More on buying without deposit

I wrote a couple of weeks ago about the amount of enquiries mortgage brokers are facing around buying without deposit and I forgot to mention a couple of other important ways to buy without deposit in my previous post.

Firstly it is possible to arrange a gifted deposit from relatives or even possibly another interested party using a form of contract which entitles them to ownership of the relevant share of the property. This contract would allow you to buy the interested party out at your choice or entitle them to the share on sale.

This device gives the potential giftor a legal right to some of the proceeds of sale even if values continue to fall and much more certainty of receiving their gift back in the future.

Also those who are lucky enough to have the right to buy a council property may be able to buy without deposit as well because many lenders will accept the discounted value of the property as the deposit as long as their valuation reflects the councils figures.

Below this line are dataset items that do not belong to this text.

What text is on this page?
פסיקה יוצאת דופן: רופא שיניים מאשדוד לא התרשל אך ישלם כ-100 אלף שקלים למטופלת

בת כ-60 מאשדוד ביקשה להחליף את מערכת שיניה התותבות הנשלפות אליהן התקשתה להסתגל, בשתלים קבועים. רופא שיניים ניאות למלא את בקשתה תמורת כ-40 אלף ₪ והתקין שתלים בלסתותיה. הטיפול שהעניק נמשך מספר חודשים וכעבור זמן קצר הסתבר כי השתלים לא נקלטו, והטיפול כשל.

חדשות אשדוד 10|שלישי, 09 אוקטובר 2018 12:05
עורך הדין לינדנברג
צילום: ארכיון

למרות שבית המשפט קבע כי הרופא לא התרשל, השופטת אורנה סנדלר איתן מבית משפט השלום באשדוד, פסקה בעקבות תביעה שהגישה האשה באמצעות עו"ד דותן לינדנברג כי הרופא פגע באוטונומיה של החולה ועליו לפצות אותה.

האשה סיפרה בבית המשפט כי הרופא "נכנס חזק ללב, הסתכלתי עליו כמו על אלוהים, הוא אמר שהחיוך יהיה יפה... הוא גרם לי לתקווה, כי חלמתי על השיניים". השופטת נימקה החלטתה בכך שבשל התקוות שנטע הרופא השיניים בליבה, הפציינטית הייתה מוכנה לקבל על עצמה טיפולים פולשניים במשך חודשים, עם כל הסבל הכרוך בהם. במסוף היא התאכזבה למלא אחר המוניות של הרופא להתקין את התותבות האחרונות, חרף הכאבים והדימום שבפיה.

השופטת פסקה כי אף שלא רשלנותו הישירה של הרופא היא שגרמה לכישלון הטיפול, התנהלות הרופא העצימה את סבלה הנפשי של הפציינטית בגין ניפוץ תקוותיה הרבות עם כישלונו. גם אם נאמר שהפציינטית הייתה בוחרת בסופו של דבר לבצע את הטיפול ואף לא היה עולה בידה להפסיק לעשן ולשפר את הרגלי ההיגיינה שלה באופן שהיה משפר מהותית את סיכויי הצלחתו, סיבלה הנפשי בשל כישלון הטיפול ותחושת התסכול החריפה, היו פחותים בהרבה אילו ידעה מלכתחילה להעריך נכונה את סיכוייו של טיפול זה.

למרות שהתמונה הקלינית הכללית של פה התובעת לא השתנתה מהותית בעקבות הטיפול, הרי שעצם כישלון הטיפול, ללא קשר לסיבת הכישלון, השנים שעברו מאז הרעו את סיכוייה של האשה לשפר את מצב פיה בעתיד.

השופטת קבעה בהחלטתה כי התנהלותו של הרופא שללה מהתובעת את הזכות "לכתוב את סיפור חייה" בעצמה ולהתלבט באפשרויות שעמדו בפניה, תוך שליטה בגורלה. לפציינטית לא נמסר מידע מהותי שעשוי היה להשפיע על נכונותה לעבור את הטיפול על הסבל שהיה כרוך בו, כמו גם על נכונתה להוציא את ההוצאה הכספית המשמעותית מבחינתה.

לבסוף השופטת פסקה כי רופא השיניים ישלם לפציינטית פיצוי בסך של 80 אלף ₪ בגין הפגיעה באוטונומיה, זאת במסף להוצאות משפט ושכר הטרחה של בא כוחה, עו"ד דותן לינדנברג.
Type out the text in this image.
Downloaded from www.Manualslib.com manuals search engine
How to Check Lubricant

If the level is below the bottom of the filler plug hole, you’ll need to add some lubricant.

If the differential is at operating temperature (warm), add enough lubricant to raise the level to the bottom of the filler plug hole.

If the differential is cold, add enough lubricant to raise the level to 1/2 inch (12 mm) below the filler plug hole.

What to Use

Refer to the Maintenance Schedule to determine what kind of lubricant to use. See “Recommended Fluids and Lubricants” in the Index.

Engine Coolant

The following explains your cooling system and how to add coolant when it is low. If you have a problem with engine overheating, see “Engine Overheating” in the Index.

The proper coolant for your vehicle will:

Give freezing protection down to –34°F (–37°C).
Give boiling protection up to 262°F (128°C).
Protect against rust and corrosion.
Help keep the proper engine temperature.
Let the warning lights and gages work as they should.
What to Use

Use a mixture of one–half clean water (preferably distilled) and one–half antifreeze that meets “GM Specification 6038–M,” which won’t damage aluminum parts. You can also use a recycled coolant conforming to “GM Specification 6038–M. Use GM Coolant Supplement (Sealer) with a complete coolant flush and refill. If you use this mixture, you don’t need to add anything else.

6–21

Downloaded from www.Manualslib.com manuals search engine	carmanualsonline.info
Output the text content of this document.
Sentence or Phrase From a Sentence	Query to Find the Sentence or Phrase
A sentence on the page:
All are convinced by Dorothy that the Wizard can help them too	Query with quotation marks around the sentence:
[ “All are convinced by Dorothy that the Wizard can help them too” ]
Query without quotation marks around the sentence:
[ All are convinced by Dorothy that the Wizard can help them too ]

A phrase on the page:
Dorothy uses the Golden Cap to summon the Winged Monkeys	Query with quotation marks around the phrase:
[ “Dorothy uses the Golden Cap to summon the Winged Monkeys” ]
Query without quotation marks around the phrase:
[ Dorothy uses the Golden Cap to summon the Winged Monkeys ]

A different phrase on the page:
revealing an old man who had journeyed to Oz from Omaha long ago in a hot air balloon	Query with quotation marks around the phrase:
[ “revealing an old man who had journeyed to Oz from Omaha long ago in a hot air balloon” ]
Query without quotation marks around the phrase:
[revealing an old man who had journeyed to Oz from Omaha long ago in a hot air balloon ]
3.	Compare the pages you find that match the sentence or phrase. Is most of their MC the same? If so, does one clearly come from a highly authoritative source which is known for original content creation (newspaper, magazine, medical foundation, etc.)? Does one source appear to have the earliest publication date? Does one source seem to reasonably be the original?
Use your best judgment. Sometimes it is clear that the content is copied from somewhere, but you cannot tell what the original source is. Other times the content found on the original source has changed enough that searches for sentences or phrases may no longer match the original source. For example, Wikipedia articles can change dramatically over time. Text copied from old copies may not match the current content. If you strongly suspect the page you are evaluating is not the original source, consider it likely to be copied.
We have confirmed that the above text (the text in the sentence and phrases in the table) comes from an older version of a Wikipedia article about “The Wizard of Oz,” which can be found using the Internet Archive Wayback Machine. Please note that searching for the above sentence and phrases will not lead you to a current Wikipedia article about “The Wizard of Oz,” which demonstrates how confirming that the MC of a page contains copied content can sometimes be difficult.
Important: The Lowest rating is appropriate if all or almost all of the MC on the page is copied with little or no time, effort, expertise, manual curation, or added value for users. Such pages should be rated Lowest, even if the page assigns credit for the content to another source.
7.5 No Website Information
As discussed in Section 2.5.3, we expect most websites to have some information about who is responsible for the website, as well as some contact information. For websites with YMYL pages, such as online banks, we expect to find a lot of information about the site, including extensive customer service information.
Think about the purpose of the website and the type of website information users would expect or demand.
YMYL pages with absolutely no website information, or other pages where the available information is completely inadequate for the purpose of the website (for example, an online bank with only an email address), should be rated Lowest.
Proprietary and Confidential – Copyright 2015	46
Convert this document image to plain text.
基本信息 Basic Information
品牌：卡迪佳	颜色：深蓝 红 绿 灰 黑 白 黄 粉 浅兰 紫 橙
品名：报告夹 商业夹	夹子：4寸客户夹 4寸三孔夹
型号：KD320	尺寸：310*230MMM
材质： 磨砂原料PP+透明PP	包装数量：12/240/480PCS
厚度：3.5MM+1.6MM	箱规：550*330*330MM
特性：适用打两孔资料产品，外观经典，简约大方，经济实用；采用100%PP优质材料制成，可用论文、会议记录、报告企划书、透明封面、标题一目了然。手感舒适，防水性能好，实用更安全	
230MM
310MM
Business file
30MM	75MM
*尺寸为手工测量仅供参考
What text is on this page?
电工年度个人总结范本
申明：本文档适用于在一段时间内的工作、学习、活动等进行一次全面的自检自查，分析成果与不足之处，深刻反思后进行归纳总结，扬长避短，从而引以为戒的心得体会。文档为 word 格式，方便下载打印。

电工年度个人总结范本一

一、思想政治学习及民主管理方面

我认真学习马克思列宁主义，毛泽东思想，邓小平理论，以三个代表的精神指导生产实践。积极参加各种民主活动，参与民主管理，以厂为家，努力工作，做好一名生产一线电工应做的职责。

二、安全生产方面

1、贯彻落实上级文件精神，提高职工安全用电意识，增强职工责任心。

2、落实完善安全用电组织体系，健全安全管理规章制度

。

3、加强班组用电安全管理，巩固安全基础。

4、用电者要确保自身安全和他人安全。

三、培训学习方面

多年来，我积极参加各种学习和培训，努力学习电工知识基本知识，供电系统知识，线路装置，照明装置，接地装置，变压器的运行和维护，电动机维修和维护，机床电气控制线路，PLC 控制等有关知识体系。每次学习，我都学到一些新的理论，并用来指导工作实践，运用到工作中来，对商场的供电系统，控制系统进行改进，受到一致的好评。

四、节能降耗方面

However if you are  eligible for a Right to Buy but live in a council flat don’t get too excited straight away as many lenders are restricting their exposure on flats due to the flood of 1 bed properties during the boom so if your property isn’t a house its a good idea to speak to a mortgage advisor and see whether a deposit will or will not be required.

Can I Buy without a deposit?

A big question for many first time buyers at the moment is how can I purchase a house without a deposit in the absence of 100% mortgage products.

One way that is possible is the governments Home Buy Direct shared equity scheme which allows customers to buy a house for 70% or more of its value, the developer or makes a loan for the remainder on an interest free basis which later reverts to a very low rate such as 1.75% after several years. Some of the property developers involved in the scheme are offering purchase without deposit.

The scheme operator is repaid either by staircasing (buying a larger stake in the property towards 100% ownership) or on sale of the property in which case they will take their percentage of the sale value.

Housing associations may also run similar schemes known as shared ownership where you purchase between 25-75% of a property typically and pay a nominal rent on the remainder however these may require a deposit. Broadly both schemes are quite similar.

To find out more search for Home buy Direct on Google etc or for housing associations in your area.

However one way that usually wouldn’t work is if the vendor simply strikes the deposit value off the sale price. Known as a vendors deposit this is now very unlikely to be accepted and pretty much all lenders will take the lesser figure for the valuation leaving you back at square one.